For the past nine years, every NASA astronaut to reach space has hitched a ride there aboard a Russian rocket launched from Kazakhstan.
That’s scheduled to change on May 27, when a SpaceX Crew Dragon capsule, launched from Florida, will ferry two NASA astronauts to the International Space Station (ISS).
The Crew Dragon launch won’t just mark the end of NASA’s reliance on Russia for rides, though. It’ll also mark the beginning of a new era in space exploration — one defined by an unprecedented collaboration between the public and private sectors.

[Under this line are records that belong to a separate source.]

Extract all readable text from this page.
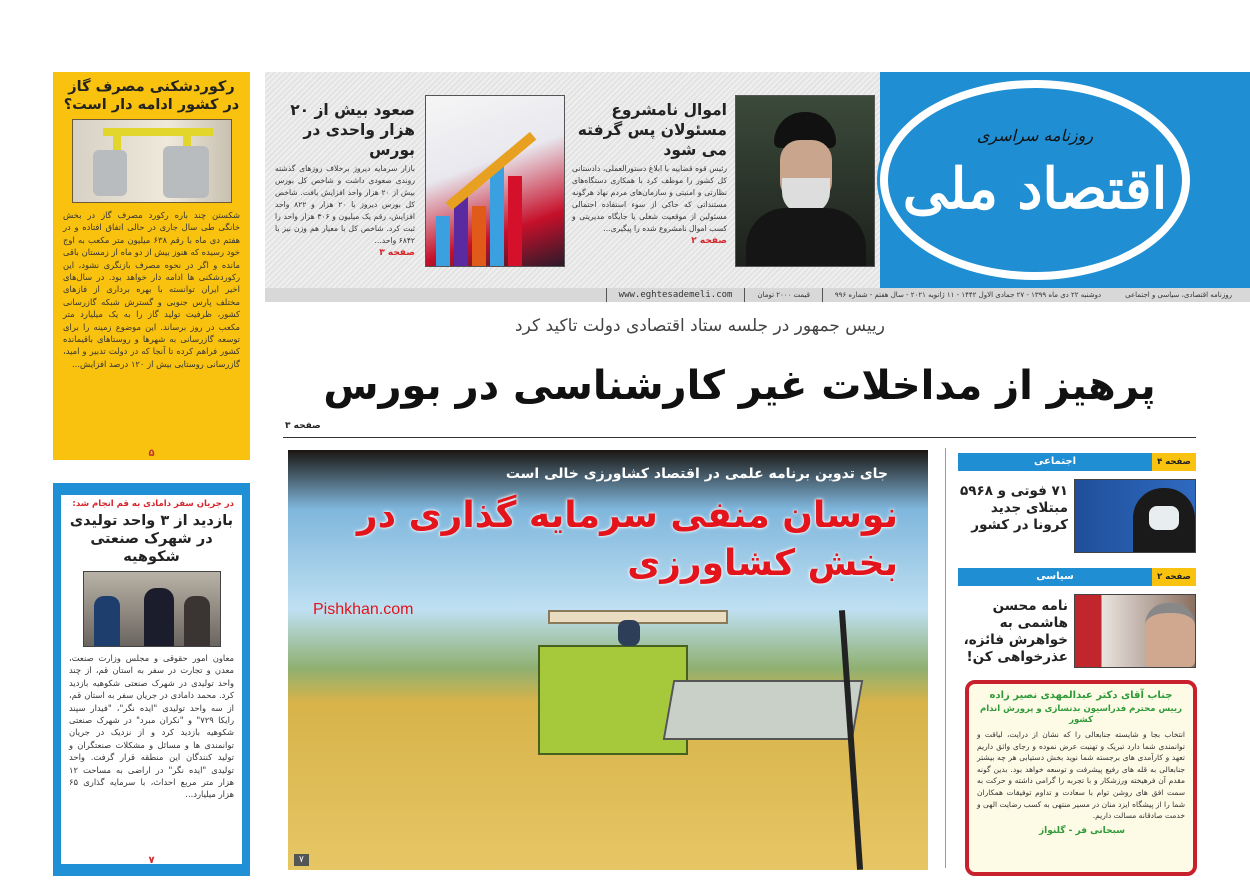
رکوردشکنی مصرف گاز در کشور ادامه دار است؟

شکستن چند باره رکورد مصرف گاز در بخش خانگی طی سال جاری در حالی اتفاق افتاده و در هفتم دی ماه با رقم ۶۳۸ میلیون متر مکعب به اوج خود رسیده که هنوز بیش از دو ماه از زمستان باقی مانده و اگر در نحوه مصرف بازنگری نشود، این رکوردشکنی ها ادامه دار خواهد بود. در سال‌های اخیر ایران توانسته با بهره برداری از فازهای مختلف پارس جنوبی و گسترش شبکه گازرسانی کشور، ظرفیت تولید گاز را به یک میلیارد متر مکعب در روز برساند. این موضوع زمینه را برای توسعه گازرسانی به شهرها و روستاهای باقیمانده کشور فراهم کرده تا آنجا که در دولت تدبیر و امید، گازرسانی روستایی بیش از ۱۲۰ درصد افزایش...

۵
در جریان سفر دامادی به قم انجام شد:
بازدید از ۳ واحد تولیدی در شهرک صنعتی شکوهیه

معاون امور حقوقی و مجلس وزارت صنعت، معدن و تجارت در سفر به استان قم، از چند واحد تولیدی در شهرک صنعتی شکوهیه بازدید کرد. محمد دامادی در جریان سفر به استان قم، از سه واحد تولیدی "ایده نگر"، "فیدار سپند رایکا ۷۲۹" و "نکران مبرد" در شهرک صنعتی شکوهیه بازدید کرد و از نزدیک در جریان توانمندی ها و مسائل و مشکلات صنعتگران و تولید کنندگان این منطقه قرار گرفت. واحد تولیدی "ایده نگر" در اراضی به مساحت ۱۲ هزار متر مربع احداث، با سرمایه گذاری ۶۵ هزار میلیارد...

۷
روزنامه سراسری
اقتصاد ملی
اموال نامشروع مسئولان پس گرفته می شود

رئیس قوه قضاییه با ابلاغ دستورالعملی، دادستانی کل کشور را موظف کرد با همکاری دستگاه‌های نظارتی و امنیتی و سازمان‌های مردم نهاد هرگونه مستنداتی که حاکی از سوء استفاده احتمالی مسئولین از موقعیت شغلی یا جایگاه مدیریتی و کسب اموال نامشروع شده را پیگیری...

صفحه ۲
صعود بیش از ۲۰ هزار واحدی در بورس

بازار سرمایه دیروز برخلاف روزهای گذشته روندی صعودی داشت و شاخص کل بورس بیش از ۲۰ هزار واحد افزایش یافت. شاخص کل بورس دیروز با ۲۰ هزار و ۸۲۲ واحد افزایش، رقم یک میلیون و ۳۰۶ هزار واحد را ثبت کرد. شاخص کل با معیار هم وزن نیز با ۶۸۴۲ واحد...

صفحه ۳
روزنامه اقتصادی، سیاسی و اجتماعی
دوشنبه ۲۲ دی ماه ۱۳۹۹ - ۲۷ جمادی الاول ۱۴۴۲ - ۱۱ ژانویه ۲۰۲۱ - سال هفتم - شماره ۹۹۶
قیمت ۲۰۰۰ تومان
www.eghtesademeli.com
رییس جمهور در جلسه ستاد اقتصادی دولت تاکید کرد
پرهیز از مداخلات غیر کارشناسی در بورس
صفحه ۳
جای تدوین برنامه علمی در اقتصاد کشاورزی خالی است
نوسان منفی سرمایه گذاری در بخش کشاورزی
Pishkhan.com
۷
صفحه ۴
اجتماعی
۷۱ فوتی و ۵۹۶۸ مبتلای جدید کرونا در کشور
صفحه ۲
سیاسی
نامه محسن هاشمی به خواهرش فائزه، عذرخواهی کن!
جناب آقای دکتر عبدالمهدی نصیر زاده
رییس محترم فدراسیون بدنسازی و پرورش اندام کشور

انتخاب بجا و شایسته جنابعالی را که نشان از درایت، لیاقت و توانمندی شما دارد تبریک و تهنیت عرض نموده و رجای واثق داریم تعهد و کارآمدی های برجسته شما نوید بخش دستیابی هر چه بیشتر جنابعالی به قله های رفیع پیشرفت و توسعه خواهد بود. بدین گونه مقدم آن فرهیخته ورزشکار و با تجربه را گرامی داشته و حرکت به سمت افق های روشن توام با سعادت و تداوم توفیقات همکاران شما را از پیشگاه ایزد منان در مسیر منتهی به کسب رضایت الهی و خدمت صادقانه مسالت داریم.

سبحانی فر - گلنواز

NASA’s Commercial Crew Program
In 2010, NASA invested $50 million in five American aerospace companies, the first step in what would become the Commercial Crew Program.
The idea behind the program was that NASA would make regular investments in private aerospace companies. Those companies could then use the money to develop transportation systems for human space exploration.

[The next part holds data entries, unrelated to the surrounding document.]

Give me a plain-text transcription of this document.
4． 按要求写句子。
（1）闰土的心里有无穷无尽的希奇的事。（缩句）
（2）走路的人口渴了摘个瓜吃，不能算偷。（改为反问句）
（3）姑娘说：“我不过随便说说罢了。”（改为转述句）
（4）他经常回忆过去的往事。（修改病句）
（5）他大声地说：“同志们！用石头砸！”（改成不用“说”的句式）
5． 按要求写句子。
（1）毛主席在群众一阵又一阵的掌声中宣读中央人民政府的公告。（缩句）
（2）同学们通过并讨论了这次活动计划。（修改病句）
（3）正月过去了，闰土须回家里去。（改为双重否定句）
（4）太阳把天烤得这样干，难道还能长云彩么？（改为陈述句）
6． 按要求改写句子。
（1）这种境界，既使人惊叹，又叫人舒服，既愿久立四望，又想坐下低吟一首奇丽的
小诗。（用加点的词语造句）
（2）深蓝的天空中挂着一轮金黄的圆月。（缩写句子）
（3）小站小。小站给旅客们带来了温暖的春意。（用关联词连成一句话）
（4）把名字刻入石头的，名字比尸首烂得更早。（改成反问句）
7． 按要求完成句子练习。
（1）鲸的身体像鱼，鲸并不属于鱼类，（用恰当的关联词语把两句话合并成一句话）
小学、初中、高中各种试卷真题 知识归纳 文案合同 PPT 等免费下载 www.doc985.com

It’s Capitalism 101. Why not let them take it over and we buy the service?
Lori Garver
The hope was that competition between the companies — and the removal of federal bureaucracy from the process — would spur innovation and lead to lower-cost systems. If any of the companies were successful, NASA could then buy seats aboard the private spacecraft for its own astronauts.
“It’s Capitalism 101,” Lori Garver, former deputy administrator of NASA, told The Verge. “The government is just not good at that stuff. We have been launching for 50 years, and the industry was doing all the work. Why not let them take it over and we buy the service?”

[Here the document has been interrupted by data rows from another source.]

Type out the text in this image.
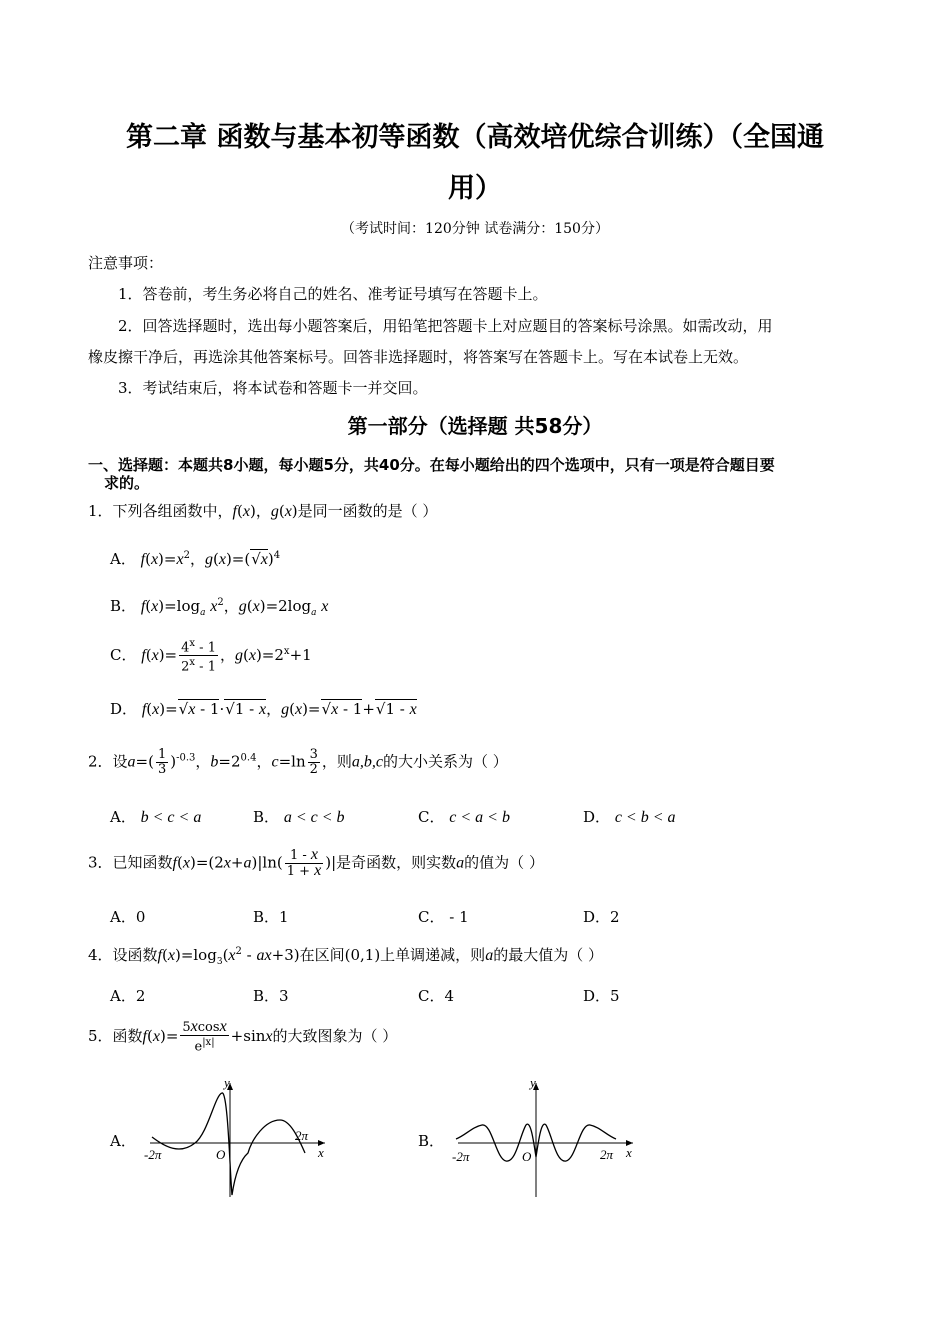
第二章 函数与基本初等函数（高效培优综合训练）（全国通
用）
（考试时间：120分钟 试卷满分：150分）
注意事项：
1．答卷前，考生务必将自己的姓名、准考证号填写在答题卡上。
2．回答选择题时，选出每小题答案后，用铅笔把答题卡上对应题目的答案标号涂黑。如需改动，用
橡皮擦干净后，再选涂其他答案标号。回答非选择题时，将答案写在答题卡上。写在本试卷上无效。
3．考试结束后，将本试卷和答题卡一并交回。
第一部分（选择题 共58分）
一、选择题：本题共8小题，每小题5分，共40分。在每小题给出的四个选项中，只有一项是符合题目要
求的。
1．下列各组函数中，f(x)，g(x)是同一函数的是（ ）
A． $f(x)=x^2$，$g(x)=(√x)^4$
B． $f(x)=\log_a$ $x^2$，$g(x)=2\log_a$ x
C． $f(x)= \frac{4^x - 1}{2^x - 1}$ ，$g(x)=2^x+1$
D． f(x)=√x - 1·√1 - x，g(x)=√x - 1+√1 - x
2．设$a=( \frac{1}{3} )^{-0.3}$，$b=2^{0.4}$，$c=\ln \frac{3}{2}$ ，则a,b,c的大小关系为（ ）
A． b < c < a	B． a < c < b	C． c < a < b	D． c < b < a
3．已知函数$f(x)=(2x+a)|\ln( \frac{1 - x}{1 + x}$ )|是奇函数，则实数a的值为（ ）
A．0	B．1	C． - 1	D．2
4．设函数$f(x)=\log_3(x^2 - ax+3)$在区间(0,1)上单调递减，则a的最大值为（ ）
A．2	B．3	C．4	D．5
5．函数$f(x)= \frac{5xcosx}{e^{|x|}} +\sin x$的大致图象为（ ）
A．
y
x
O
-2π
2π	B．
y
x
O
-2π	2π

By 2014, Boeing and SpaceX had established themselves as being the leaders of the pack, and NASA awarded each a big contract — up to $4.2 billion for Boeing and $2.6 billion for SpaceX.
For the past six years, the two companies have been working toward the goal SpaceX is set to reach with this week’s Crew Dragon launch: a crewed mission to the ISS.
The Crew Dragon Launch
The launch will take place at NASA’s Kennedy Space Center in Cape Canaveral, from Launch Pad 39A — the same spot where NASA’s Apollo and Space Shuttle missions launched.
If all goes according to plan, a Falcon 9 rocket will lift off at 4:33 p.m. EDT, with the Crew Dragon capsule carrying NASA astronauts Bob Behnken and Doug Hurley atop it.
Less than 10 minutes later, the capsule will separate from the rocket. About 19 hours after that, the Crew Dragon will autonomously dock with the ISS.
Behnken and Hurley will then work with the three astronauts already aboard the space station to open the hatch and officially begin their ISS stay, which will last anywhere from 30 to 119 days.
At that point, the Crew Dragon will begin its return mission to Earth, a two-day undertaking that will end with a splashdown in the Atlantic Ocean.
As with any space mission, a lot could change on the fly — the mission might not even happen until May 30 if the weather doesn’t cooperate.
Still, if all goes well, SpaceX will be cleared to begin regularly transporting NASA astronauts to the ISS from U.S. soil — marking the start of a new era in American spaceflight.